Sara z Chemicznego byłaby zachwycona.

— Nigdy czegoś takiego nie widziałam — stwierdziłam. — Co oznacza to „n”?

Spojrzała zdezorientowana.

— Co oznacza? Nic nie oznacza. To jest „n”. Rozumie pani, ja naturalna.

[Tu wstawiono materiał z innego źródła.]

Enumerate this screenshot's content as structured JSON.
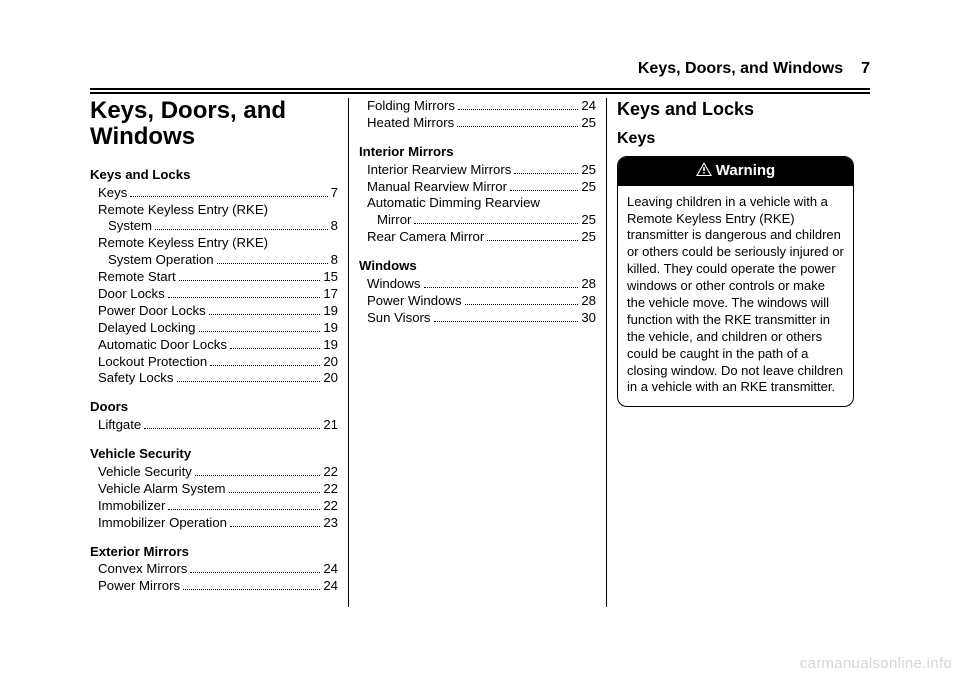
{
  "header": {
    "title": "Keys, Doors, and Windows",
    "page": "7"
  },
  "chapter_title": "Keys, Doors, and Windows",
  "col3": {
    "section": "Keys and Locks",
    "sub": "Keys",
    "warning_label": "Warning",
    "warning_body": "Leaving children in a vehicle with a Remote Keyless Entry (RKE) transmitter is dangerous and children or others could be seriously injured or killed. They could operate the power windows or other controls or make the vehicle move. The windows will function with the RKE transmitter in the vehicle, and children or others could be caught in the path of a closing window. Do not leave children in a vehicle with an RKE transmitter."
  },
  "toc_col1": [
    {
      "group": "Keys and Locks",
      "items": [
        {
          "label": [
            "Keys"
          ],
          "page": "7"
        },
        {
          "label": [
            "Remote Keyless Entry (RKE)",
            "System"
          ],
          "page": "8"
        },
        {
          "label": [
            "Remote Keyless Entry (RKE)",
            "System Operation"
          ],
          "page": "8"
        },
        {
          "label": [
            "Remote Start"
          ],
          "page": "15"
        },
        {
          "label": [
            "Door Locks"
          ],
          "page": "17"
        },
        {
          "label": [
            "Power Door Locks"
          ],
          "page": "19"
        },
        {
          "label": [
            "Delayed Locking"
          ],
          "page": "19"
        },
        {
          "label": [
            "Automatic Door Locks"
          ],
          "page": "19"
        },
        {
          "label": [
            "Lockout Protection"
          ],
          "page": "20"
        },
        {
          "label": [
            "Safety Locks"
          ],
          "page": "20"
        }
      ]
    },
    {
      "group": "Doors",
      "items": [
        {
          "label": [
            "Liftgate"
          ],
          "page": "21"
        }
      ]
    },
    {
      "group": "Vehicle Security",
      "items": [
        {
          "label": [
            "Vehicle Security"
          ],
          "page": "22"
        },
        {
          "label": [
            "Vehicle Alarm System"
          ],
          "page": "22"
        },
        {
          "label": [
            "Immobilizer"
          ],
          "page": "22"
        },
        {
          "label": [
            "Immobilizer Operation"
          ],
          "page": "23"
        }
      ]
    },
    {
      "group": "Exterior Mirrors",
      "items": [
        {
          "label": [
            "Convex Mirrors"
          ],
          "page": "24"
        },
        {
          "label": [
            "Power Mirrors"
          ],
          "page": "24"
        }
      ]
    }
  ],
  "toc_col2": [
    {
      "group": null,
      "items": [
        {
          "label": [
            "Folding Mirrors"
          ],
          "page": "24"
        },
        {
          "label": [
            "Heated Mirrors"
          ],
          "page": "25"
        }
      ]
    },
    {
      "group": "Interior Mirrors",
      "items": [
        {
          "label": [
            "Interior Rearview Mirrors"
          ],
          "page": "25"
        },
        {
          "label": [
            "Manual Rearview Mirror"
          ],
          "page": "25"
        },
        {
          "label": [
            "Automatic Dimming Rearview",
            "Mirror"
          ],
          "page": "25"
        },
        {
          "label": [
            "Rear Camera Mirror"
          ],
          "page": "25"
        }
      ]
    },
    {
      "group": "Windows",
      "items": [
        {
          "label": [
            "Windows"
          ],
          "page": "28"
        },
        {
          "label": [
            "Power Windows"
          ],
          "page": "28"
        },
        {
          "label": [
            "Sun Visors"
          ],
          "page": "30"
        }
      ]
    }
  ],
  "watermark": "carmanualsonline.info"
}
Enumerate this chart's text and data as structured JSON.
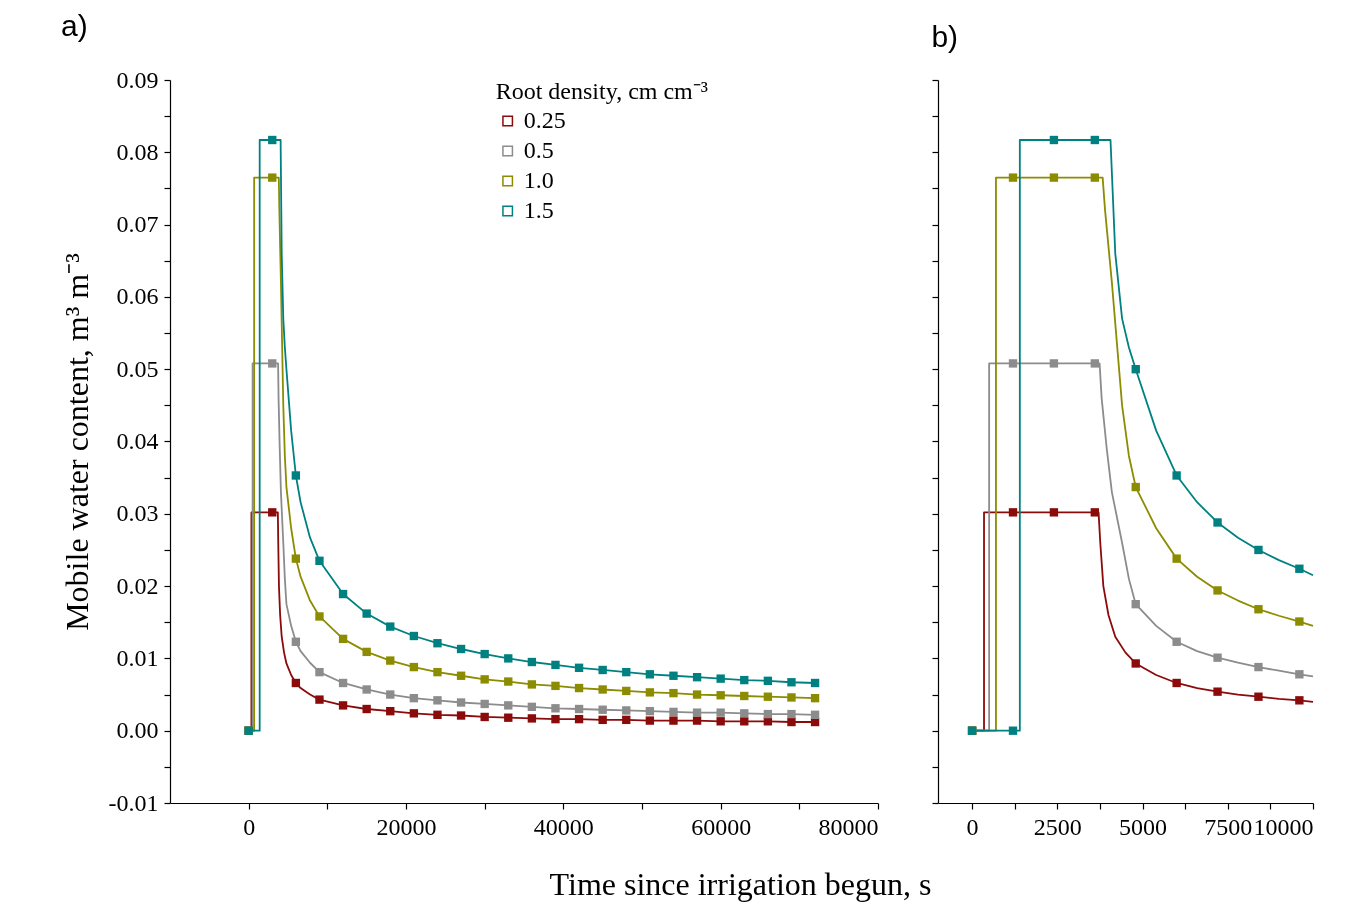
{
  "chart_data": [
    {
      "type": "line",
      "title": "a)",
      "xlabel": "Time since irrigation begun, s",
      "ylabel": "Mobile water content, m³ m⁻³",
      "legend_title": "Root density, cm cm⁻³",
      "legend": "top",
      "grid": false,
      "marker": "square",
      "xlim": [
        -10000,
        80000
      ],
      "xticks": [
        0,
        {
          "value": 10000,
          "label": null
        },
        20000,
        {
          "value": 30000,
          "label": null
        },
        40000,
        {
          "value": 50000,
          "label": null
        },
        60000,
        {
          "value": 70000,
          "label": null
        },
        80000
      ],
      "ylim": [
        -0.01,
        0.09
      ],
      "yticks": [
        -0.01,
        {
          "value": -0.005,
          "label": null
        },
        {
          "value": 0,
          "label": "0.00"
        },
        {
          "value": 0.005,
          "label": null
        },
        0.01,
        {
          "value": 0.015,
          "label": null
        },
        0.02,
        {
          "value": 0.025,
          "label": null
        },
        0.03,
        {
          "value": 0.035,
          "label": null
        },
        0.04,
        {
          "value": 0.045,
          "label": null
        },
        0.05,
        {
          "value": 0.055,
          "label": null
        },
        0.06,
        {
          "value": 0.065,
          "label": null
        },
        0.07,
        {
          "value": 0.075,
          "label": null
        },
        0.08,
        {
          "value": 0.085,
          "label": null
        },
        0.09
      ],
      "series": [
        {
          "name": "0.25",
          "type": "line",
          "marker": "none",
          "color": "#8b0a0a",
          "x": [
            0,
            350,
            350,
            3710,
            3760,
            3850,
            4000,
            4200,
            4500,
            4800,
            5400,
            6000,
            6600,
            7800,
            9000,
            12000,
            15000,
            18000,
            21000,
            24000,
            27000,
            30000,
            33000,
            36000,
            39000,
            42000,
            45000,
            48000,
            51000,
            54000,
            57000,
            60000,
            63000,
            66000,
            69000,
            72000
          ],
          "values": [
            0,
            0,
            0.0302,
            0.0302,
            0.026,
            0.02,
            0.016,
            0.013,
            0.0108,
            0.0093,
            0.0077,
            0.0066,
            0.0059,
            0.005,
            0.0043,
            0.0035,
            0.003,
            0.0027,
            0.0024,
            0.0022,
            0.0021,
            0.0019,
            0.0018,
            0.0017,
            0.0016,
            0.0016,
            0.0015,
            0.0015,
            0.0014,
            0.0014,
            0.0014,
            0.0013,
            0.0013,
            0.0013,
            0.0012,
            0.0012
          ]
        },
        {
          "name": "0.5",
          "type": "line",
          "marker": "none",
          "color": "#8c8c8c",
          "x": [
            0,
            500,
            500,
            3740,
            3800,
            3950,
            4100,
            4400,
            4600,
            4800,
            5400,
            6000,
            6600,
            7800,
            9000,
            12000,
            15000,
            18000,
            21000,
            24000,
            27000,
            30000,
            33000,
            36000,
            39000,
            42000,
            45000,
            48000,
            51000,
            54000,
            57000,
            60000,
            63000,
            66000,
            69000,
            72000
          ],
          "values": [
            0,
            0,
            0.0508,
            0.0508,
            0.046,
            0.039,
            0.033,
            0.026,
            0.021,
            0.0175,
            0.0145,
            0.0123,
            0.011,
            0.0094,
            0.0081,
            0.0066,
            0.0057,
            0.005,
            0.0045,
            0.0042,
            0.0039,
            0.0037,
            0.0035,
            0.0033,
            0.0031,
            0.003,
            0.0029,
            0.0028,
            0.0027,
            0.0026,
            0.0025,
            0.0025,
            0.0024,
            0.0023,
            0.0023,
            0.0022
          ]
        },
        {
          "name": "1.0",
          "type": "line",
          "marker": "none",
          "color": "#8c8c00",
          "x": [
            0,
            700,
            700,
            3830,
            3900,
            4100,
            4400,
            4600,
            4800,
            5400,
            6000,
            6600,
            7800,
            9000,
            12000,
            15000,
            18000,
            21000,
            24000,
            27000,
            30000,
            33000,
            36000,
            39000,
            42000,
            45000,
            48000,
            51000,
            54000,
            57000,
            60000,
            63000,
            66000,
            69000,
            72000
          ],
          "values": [
            0,
            0,
            0.0765,
            0.0765,
            0.072,
            0.062,
            0.045,
            0.038,
            0.0337,
            0.028,
            0.0238,
            0.0213,
            0.018,
            0.0158,
            0.0127,
            0.0109,
            0.0097,
            0.0088,
            0.0081,
            0.0076,
            0.0071,
            0.0068,
            0.0064,
            0.0062,
            0.0059,
            0.0057,
            0.0055,
            0.0053,
            0.0052,
            0.005,
            0.0049,
            0.0048,
            0.0047,
            0.0046,
            0.0045
          ]
        },
        {
          "name": "1.5",
          "type": "line",
          "marker": "none",
          "color": "#008080",
          "x": [
            0,
            1400,
            1400,
            4060,
            4200,
            4400,
            4600,
            4800,
            5400,
            6000,
            6600,
            7800,
            9000,
            12000,
            15000,
            18000,
            21000,
            24000,
            27000,
            30000,
            33000,
            36000,
            39000,
            42000,
            45000,
            48000,
            51000,
            54000,
            57000,
            60000,
            63000,
            66000,
            69000,
            72000
          ],
          "values": [
            0,
            0,
            0.0817,
            0.0817,
            0.066,
            0.057,
            0.053,
            0.05,
            0.0415,
            0.0353,
            0.0316,
            0.0267,
            0.0235,
            0.0189,
            0.0162,
            0.0144,
            0.0131,
            0.0121,
            0.0113,
            0.0106,
            0.01,
            0.0095,
            0.0091,
            0.0087,
            0.0084,
            0.0081,
            0.0078,
            0.0076,
            0.0074,
            0.0072,
            0.007,
            0.0069,
            0.0067,
            0.0066
          ]
        },
        {
          "type": "scatter",
          "color": "#8b0a0a",
          "x": [
            0,
            3000,
            6000,
            9000,
            12000,
            15000,
            18000,
            21000,
            24000,
            27000,
            30000,
            33000,
            36000,
            39000,
            42000,
            45000,
            48000,
            51000,
            54000,
            57000,
            60000,
            63000,
            66000,
            69000,
            72000
          ],
          "values": [
            0,
            0.0302,
            0.0066,
            0.0043,
            0.0035,
            0.003,
            0.0027,
            0.0024,
            0.0022,
            0.0021,
            0.0019,
            0.0018,
            0.0017,
            0.0016,
            0.0016,
            0.0015,
            0.0015,
            0.0014,
            0.0014,
            0.0014,
            0.0013,
            0.0013,
            0.0013,
            0.0012,
            0.0012
          ]
        },
        {
          "type": "scatter",
          "color": "#8c8c8c",
          "x": [
            0,
            3000,
            6000,
            9000,
            12000,
            15000,
            18000,
            21000,
            24000,
            27000,
            30000,
            33000,
            36000,
            39000,
            42000,
            45000,
            48000,
            51000,
            54000,
            57000,
            60000,
            63000,
            66000,
            69000,
            72000
          ],
          "values": [
            0,
            0.0508,
            0.0123,
            0.0081,
            0.0066,
            0.0057,
            0.005,
            0.0045,
            0.0042,
            0.0039,
            0.0037,
            0.0035,
            0.0033,
            0.0031,
            0.003,
            0.0029,
            0.0028,
            0.0027,
            0.0026,
            0.0025,
            0.0025,
            0.0024,
            0.0023,
            0.0023,
            0.0022
          ]
        },
        {
          "type": "scatter",
          "color": "#8c8c00",
          "x": [
            0,
            3000,
            6000,
            9000,
            12000,
            15000,
            18000,
            21000,
            24000,
            27000,
            30000,
            33000,
            36000,
            39000,
            42000,
            45000,
            48000,
            51000,
            54000,
            57000,
            60000,
            63000,
            66000,
            69000,
            72000
          ],
          "values": [
            0,
            0.0765,
            0.0238,
            0.0158,
            0.0127,
            0.0109,
            0.0097,
            0.0088,
            0.0081,
            0.0076,
            0.0071,
            0.0068,
            0.0064,
            0.0062,
            0.0059,
            0.0057,
            0.0055,
            0.0053,
            0.0052,
            0.005,
            0.0049,
            0.0048,
            0.0047,
            0.0046,
            0.0045
          ]
        },
        {
          "type": "scatter",
          "color": "#008080",
          "x": [
            0,
            3000,
            6000,
            9000,
            12000,
            15000,
            18000,
            21000,
            24000,
            27000,
            30000,
            33000,
            36000,
            39000,
            42000,
            45000,
            48000,
            51000,
            54000,
            57000,
            60000,
            63000,
            66000,
            69000,
            72000
          ],
          "values": [
            0,
            0.0817,
            0.0353,
            0.0235,
            0.0189,
            0.0162,
            0.0144,
            0.0131,
            0.0121,
            0.0113,
            0.0106,
            0.01,
            0.0095,
            0.0091,
            0.0087,
            0.0084,
            0.0081,
            0.0078,
            0.0076,
            0.0074,
            0.0072,
            0.007,
            0.0069,
            0.0067,
            0.0066
          ]
        }
      ]
    },
    {
      "type": "line",
      "title": "b)",
      "grid": false,
      "marker": "square",
      "tick_labels": "x",
      "xlim": [
        -1000,
        10000
      ],
      "xticks": [
        0,
        {
          "value": 1250,
          "label": null
        },
        2500,
        {
          "value": 3750,
          "label": null
        },
        5000,
        {
          "value": 6250,
          "label": null
        },
        7500,
        {
          "value": 8750,
          "label": null
        },
        10000
      ],
      "ylim": [
        -0.01,
        0.09
      ],
      "yticks": [
        -0.01,
        {
          "value": -0.005,
          "label": null
        },
        0,
        {
          "value": 0.005,
          "label": null
        },
        0.01,
        {
          "value": 0.015,
          "label": null
        },
        0.02,
        {
          "value": 0.025,
          "label": null
        },
        0.03,
        {
          "value": 0.035,
          "label": null
        },
        0.04,
        {
          "value": 0.045,
          "label": null
        },
        0.05,
        {
          "value": 0.055,
          "label": null
        },
        0.06,
        {
          "value": 0.065,
          "label": null
        },
        0.07,
        {
          "value": 0.075,
          "label": null
        },
        0.08,
        {
          "value": 0.085,
          "label": null
        },
        0.09
      ],
      "series": [
        {
          "type": "line",
          "marker": "none",
          "color": "#8b0a0a",
          "x": [
            0,
            350,
            350,
            3710,
            3760,
            3850,
            4000,
            4200,
            4500,
            4800,
            5400,
            6000,
            6600,
            7200,
            7800,
            8400,
            9000,
            9600,
            10000
          ],
          "values": [
            0,
            0,
            0.0302,
            0.0302,
            0.026,
            0.02,
            0.016,
            0.013,
            0.0108,
            0.0093,
            0.0077,
            0.0066,
            0.0059,
            0.0054,
            0.005,
            0.0047,
            0.0044,
            0.0042,
            0.004
          ]
        },
        {
          "type": "line",
          "marker": "none",
          "color": "#8c8c8c",
          "x": [
            0,
            500,
            500,
            3740,
            3800,
            3950,
            4100,
            4400,
            4600,
            4800,
            5400,
            6000,
            6600,
            7200,
            7800,
            8400,
            9000,
            9600,
            10000
          ],
          "values": [
            0,
            0,
            0.0508,
            0.0508,
            0.046,
            0.039,
            0.033,
            0.026,
            0.021,
            0.0175,
            0.0145,
            0.0123,
            0.011,
            0.0101,
            0.0094,
            0.0088,
            0.0083,
            0.0078,
            0.0075
          ]
        },
        {
          "type": "line",
          "marker": "none",
          "color": "#8c8c00",
          "x": [
            0,
            700,
            700,
            3830,
            3900,
            4100,
            4400,
            4600,
            4800,
            5400,
            6000,
            6600,
            7200,
            7800,
            8400,
            9000,
            9600,
            10000
          ],
          "values": [
            0,
            0,
            0.0765,
            0.0765,
            0.072,
            0.062,
            0.045,
            0.038,
            0.0337,
            0.028,
            0.0238,
            0.0213,
            0.0194,
            0.018,
            0.0168,
            0.0159,
            0.0151,
            0.0145
          ]
        },
        {
          "type": "line",
          "marker": "none",
          "color": "#008080",
          "x": [
            0,
            1400,
            1400,
            4060,
            4200,
            4400,
            4600,
            4800,
            5400,
            6000,
            6600,
            7200,
            7800,
            8400,
            9000,
            9600,
            10000
          ],
          "values": [
            0,
            0,
            0.0817,
            0.0817,
            0.066,
            0.057,
            0.053,
            0.05,
            0.0415,
            0.0353,
            0.0316,
            0.0288,
            0.0267,
            0.025,
            0.0236,
            0.0224,
            0.0215
          ]
        },
        {
          "type": "scatter",
          "color": "#8b0a0a",
          "x": [
            0,
            1200,
            2400,
            3600,
            4800,
            6000,
            7200,
            8400,
            9600
          ],
          "values": [
            0,
            0.0302,
            0.0302,
            0.0302,
            0.0093,
            0.0066,
            0.0054,
            0.0047,
            0.0042
          ]
        },
        {
          "type": "scatter",
          "color": "#8c8c8c",
          "x": [
            0,
            1200,
            2400,
            3600,
            4800,
            6000,
            7200,
            8400,
            9600
          ],
          "values": [
            0,
            0.0508,
            0.0508,
            0.0508,
            0.0175,
            0.0123,
            0.0101,
            0.0088,
            0.0078
          ]
        },
        {
          "type": "scatter",
          "color": "#8c8c00",
          "x": [
            0,
            1200,
            2400,
            3600,
            4800,
            6000,
            7200,
            8400,
            9600
          ],
          "values": [
            0,
            0.0765,
            0.0765,
            0.0765,
            0.0337,
            0.0238,
            0.0194,
            0.0168,
            0.0151
          ]
        },
        {
          "type": "scatter",
          "color": "#008080",
          "x": [
            0,
            1200,
            2400,
            3600,
            4800,
            6000,
            7200,
            8400,
            9600
          ],
          "values": [
            0,
            0,
            0.0817,
            0.0817,
            0.05,
            0.0353,
            0.0288,
            0.025,
            0.0224
          ]
        }
      ]
    }
  ]
}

To osobiste wyznanie.

Zaniechałam pytania, dlaczego jej osobiste wyznanie jest tak skromne albo czy nie wydaje jej się, że ktoś mógłby uznać to za skrót od „niekompetentna”.

— To jest „n” — oświadczyła. — Osoba, która nie potrzebuje nikogo, zwłaszcza śwuka, co siada przy wspólnym stole i zamawia Sumatrę. — Westchnęła głęboko.

Kelner przyniósł nam kawę w szerokich filiżankach, co mogło być trendem, ale prawdopodobnie było po prostu praktyczne. Nalewanie gorącego napoju do wąskiej szklanki mogło się tragicznie skończyć.

Flip znowu westchnęła i z przygnębioną miną zlizała pianę z łyżki o długiej rączce.

— Czy czuła pani kiedyś świąd?

Ponieważ nie miałam pojęcia, co w tym wypadku znaczy świąd, również oblizałam własną łyżkę, mając nadzieję, że pytanie było retoryczne.

Istotnie.

— No, tak jak dziś. Jest weekend, a ja tkwię tu z panią. — Westchnęła i przewróciła oczyma. — Faceci są do bani.